Once you’re ready with your prompt, you can use the portkey.prompts.completions.create interface to use the prompt in your application.
Vertex AI supports grounding with Google Search. This is a feature that allows you to ground your LLM responses with real-time search results.
Grounding is invoked by passing the google_search tool (for newer models like gemini-2.0-flash-001), and google_search_retrieval (for older models like gemini-1.5-flash) in the tools array.
"tools": [ { "type": "function", "function": { "name": "google_search" // or google_search_retrieval for older models } }]
If you mix regular tools with grounding tools, vertex might throw an error saying only one tool can be used at a time.
gemini-2.0-flash-thinking-exp and other thinking/reasoning models
gemini-2.0-flash-thinking-exp models return a Chain of Thought response along with the actual inference text,
this is not openai compatible, however, Portkey supports this by adding a \r\n\r\n and appending the two responses together.
You can split the response along this pattern to get the Chain of Thought response and the actual inference text.
If you require the Chain of Thought response along with the actual inference text, pass the strict open ai compliance flag as false in the request.
You can also pass your Vertex AI details & secrets directly without using the Virtual Keys in Portkey.
Vertex AI expects a region, a project ID and the access token in the request for a successful completion request.
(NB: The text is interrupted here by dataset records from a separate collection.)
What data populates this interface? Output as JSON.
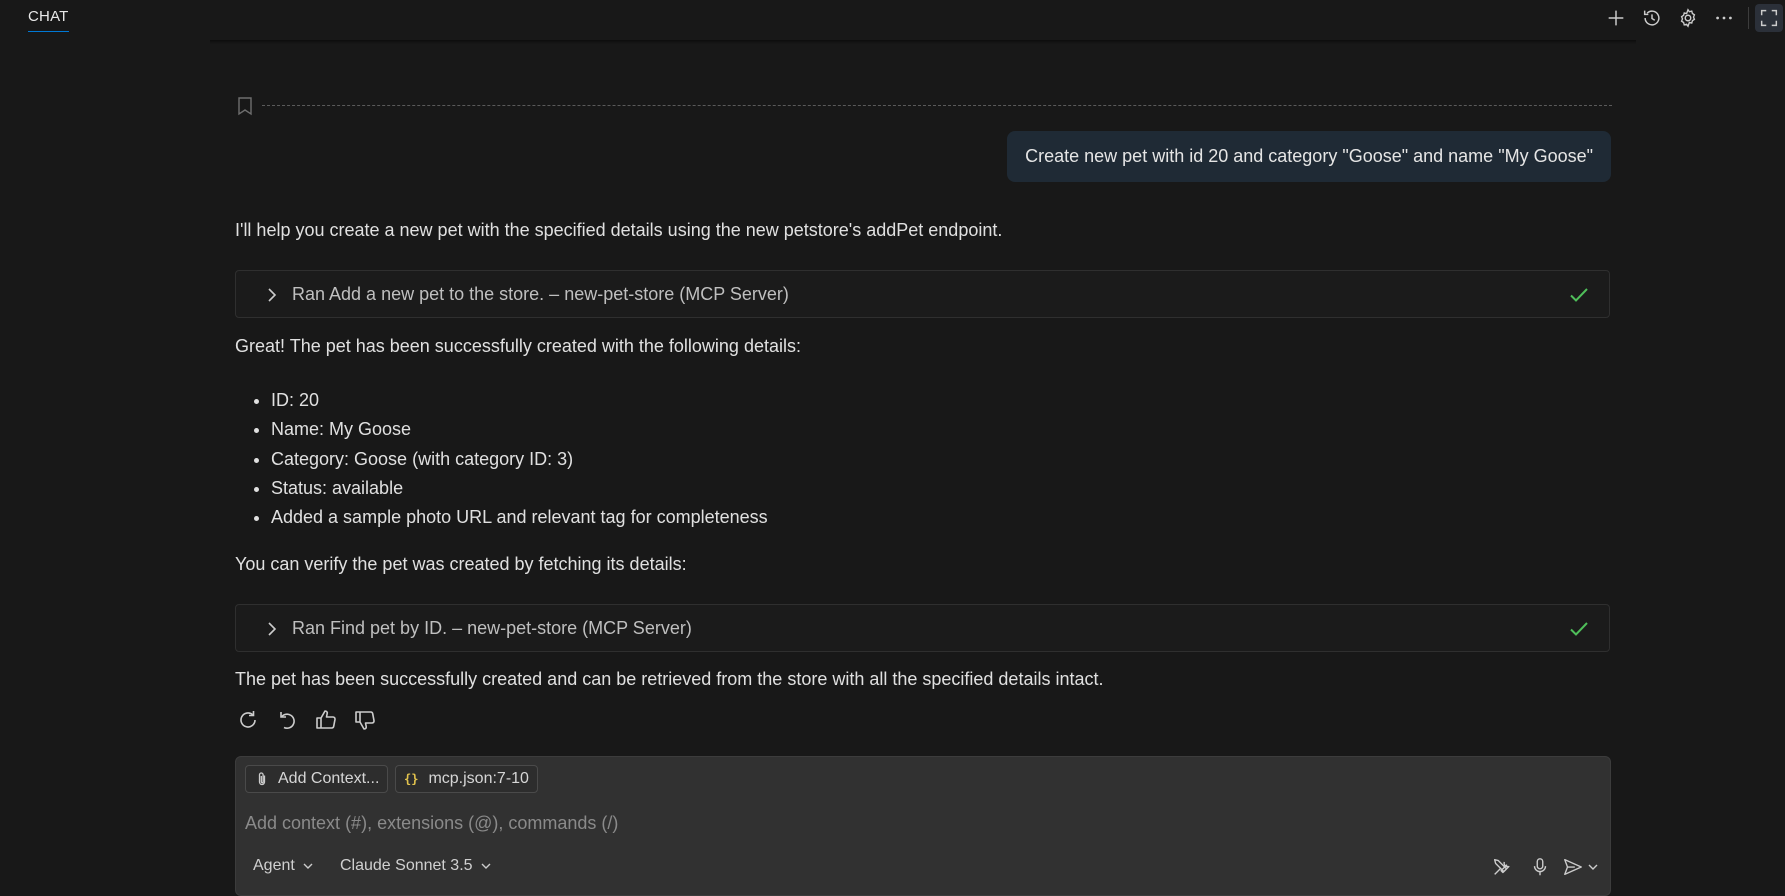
{
  "header": {
    "tab_label": "CHAT"
  },
  "conversation": {
    "user_message": "Create new pet with id 20 and category \"Goose\" and name \"My Goose\"",
    "intro": "I'll help you create a new pet with the specified details using the new petstore's addPet endpoint.",
    "tool_calls": [
      {
        "label": "Ran Add a new pet to the store.",
        "source": "new-pet-store (MCP Server)"
      },
      {
        "label": "Ran Find pet by ID.",
        "source": "new-pet-store (MCP Server)"
      }
    ],
    "success_text": "Great! The pet has been successfully created with the following details:",
    "details": [
      "ID: 20",
      "Name: My Goose",
      "Category: Goose (with category ID: 3)",
      "Status: available",
      "Added a sample photo URL and relevant tag for completeness"
    ],
    "verify_text": "You can verify the pet was created by fetching its details:",
    "final_text": "The pet has been successfully created and can be retrieved from the store with all the specified details intact."
  },
  "input": {
    "add_context_label": "Add Context...",
    "context_file": "mcp.json:7-10",
    "placeholder": "Add context (#), extensions (@), commands (/)",
    "mode": "Agent",
    "model": "Claude Sonnet 3.5"
  },
  "colors": {
    "background": "#181818",
    "accent": "#0078d4",
    "success": "#4fbf5a",
    "user_bubble": "#1f2a35"
  },
  "icons": {
    "top_actions": [
      "plus-icon",
      "history-icon",
      "gear-icon",
      "ellipsis-icon",
      "maximize-icon"
    ],
    "feedback": [
      "retry-icon",
      "undo-icon",
      "thumbs-up-icon",
      "thumbs-down-icon"
    ],
    "input_tools": [
      "tools-icon",
      "microphone-icon",
      "send-icon",
      "chevron-down-icon"
    ]
  }
}
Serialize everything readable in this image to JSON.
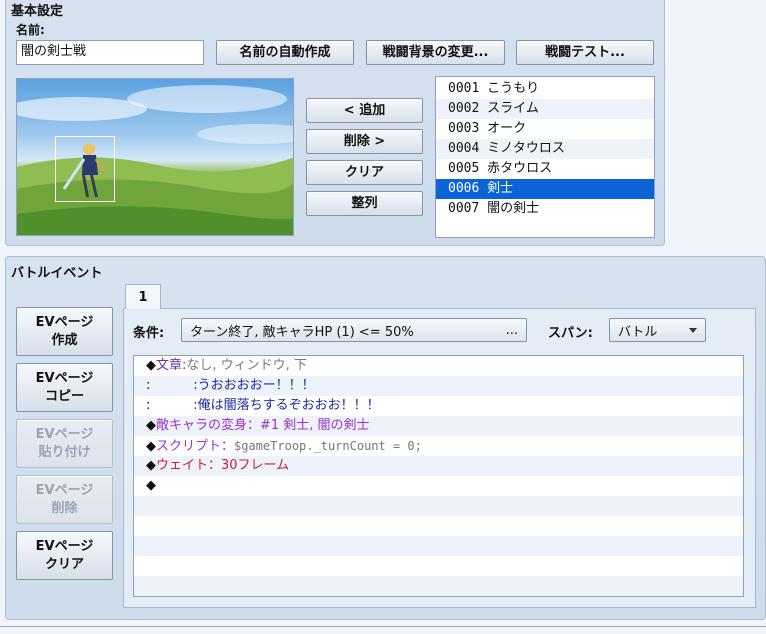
{
  "basic": {
    "title": "基本設定",
    "name_label": "名前:",
    "name_value": "闇の剣士戦",
    "auto_name_button": "名前の自動作成",
    "change_bg_button": "戦闘背景の変更...",
    "battle_test_button": "戦闘テスト...",
    "add_button": "< 追加",
    "remove_button": "削除 >",
    "clear_button": "クリア",
    "arrange_button": "整列"
  },
  "enemies": [
    {
      "id": "0001",
      "name": "こうもり"
    },
    {
      "id": "0002",
      "name": "スライム"
    },
    {
      "id": "0003",
      "name": "オーク"
    },
    {
      "id": "0004",
      "name": "ミノタウロス"
    },
    {
      "id": "0005",
      "name": "赤タウロス"
    },
    {
      "id": "0006",
      "name": "剣士"
    },
    {
      "id": "0007",
      "name": "闇の剣士"
    }
  ],
  "selected_enemy_index": 5,
  "battle_event": {
    "title": "バトルイベント",
    "buttons": {
      "create": [
        "EVページ",
        "作成"
      ],
      "copy": [
        "EVページ",
        "コピー"
      ],
      "paste": [
        "EVページ",
        "貼り付け"
      ],
      "delete": [
        "EVページ",
        "削除"
      ],
      "clear": [
        "EVページ",
        "クリア"
      ]
    },
    "tab_label": "1",
    "condition_label": "条件:",
    "condition_value": "ターン終了, 敵キャラHP (1) <= 50%",
    "condition_ellipsis": "...",
    "span_label": "スパン:",
    "span_value": "バトル",
    "commands": [
      {
        "prefix": "◆",
        "head": "文章",
        "sep": ":",
        "rest": "なし, ウィンドウ, 下"
      },
      {
        "prefix": ":",
        "indent": "      ",
        "colon": ":",
        "text": "うおおおおー！！！"
      },
      {
        "prefix": ":",
        "indent": "      ",
        "colon": ":",
        "text": "俺は闇落ちするぞおおお！！！"
      },
      {
        "prefix": "◆",
        "text": "敵キャラの変身：#1 剣士, 闇の剣士"
      },
      {
        "prefix": "◆",
        "head": "スクリプト",
        "sep": "：",
        "rest": "$gameTroop._turnCount = 0;"
      },
      {
        "prefix": "◆",
        "text": "ウェイト：30フレーム"
      },
      {
        "prefix": "◆"
      }
    ]
  },
  "colors": {
    "selection": "#0a64d6",
    "panel_bg": "#d3dfee",
    "command_purple": "#9b2fd0",
    "command_red": "#d01a3a",
    "command_navy": "#1a2a9a"
  }
}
This is how you can specify these fields directly in your requests:
When selecting Service Account File as your authentication method, you’ll need to:
Upload your Google Cloud service account JSON file
Specify the Vertex Region
This method is particularly important for using self-deployed models, as your service account must have the aiplatform.endpoints.predict permission to access custom endpoints.
Learn more about permission on your Vertex IAM key here.
For Self-Deployed Models: Your service account must have the aiplatform.endpoints.predict permission in Google Cloud IAM. Without this specific permission, requests to custom endpoints will fail.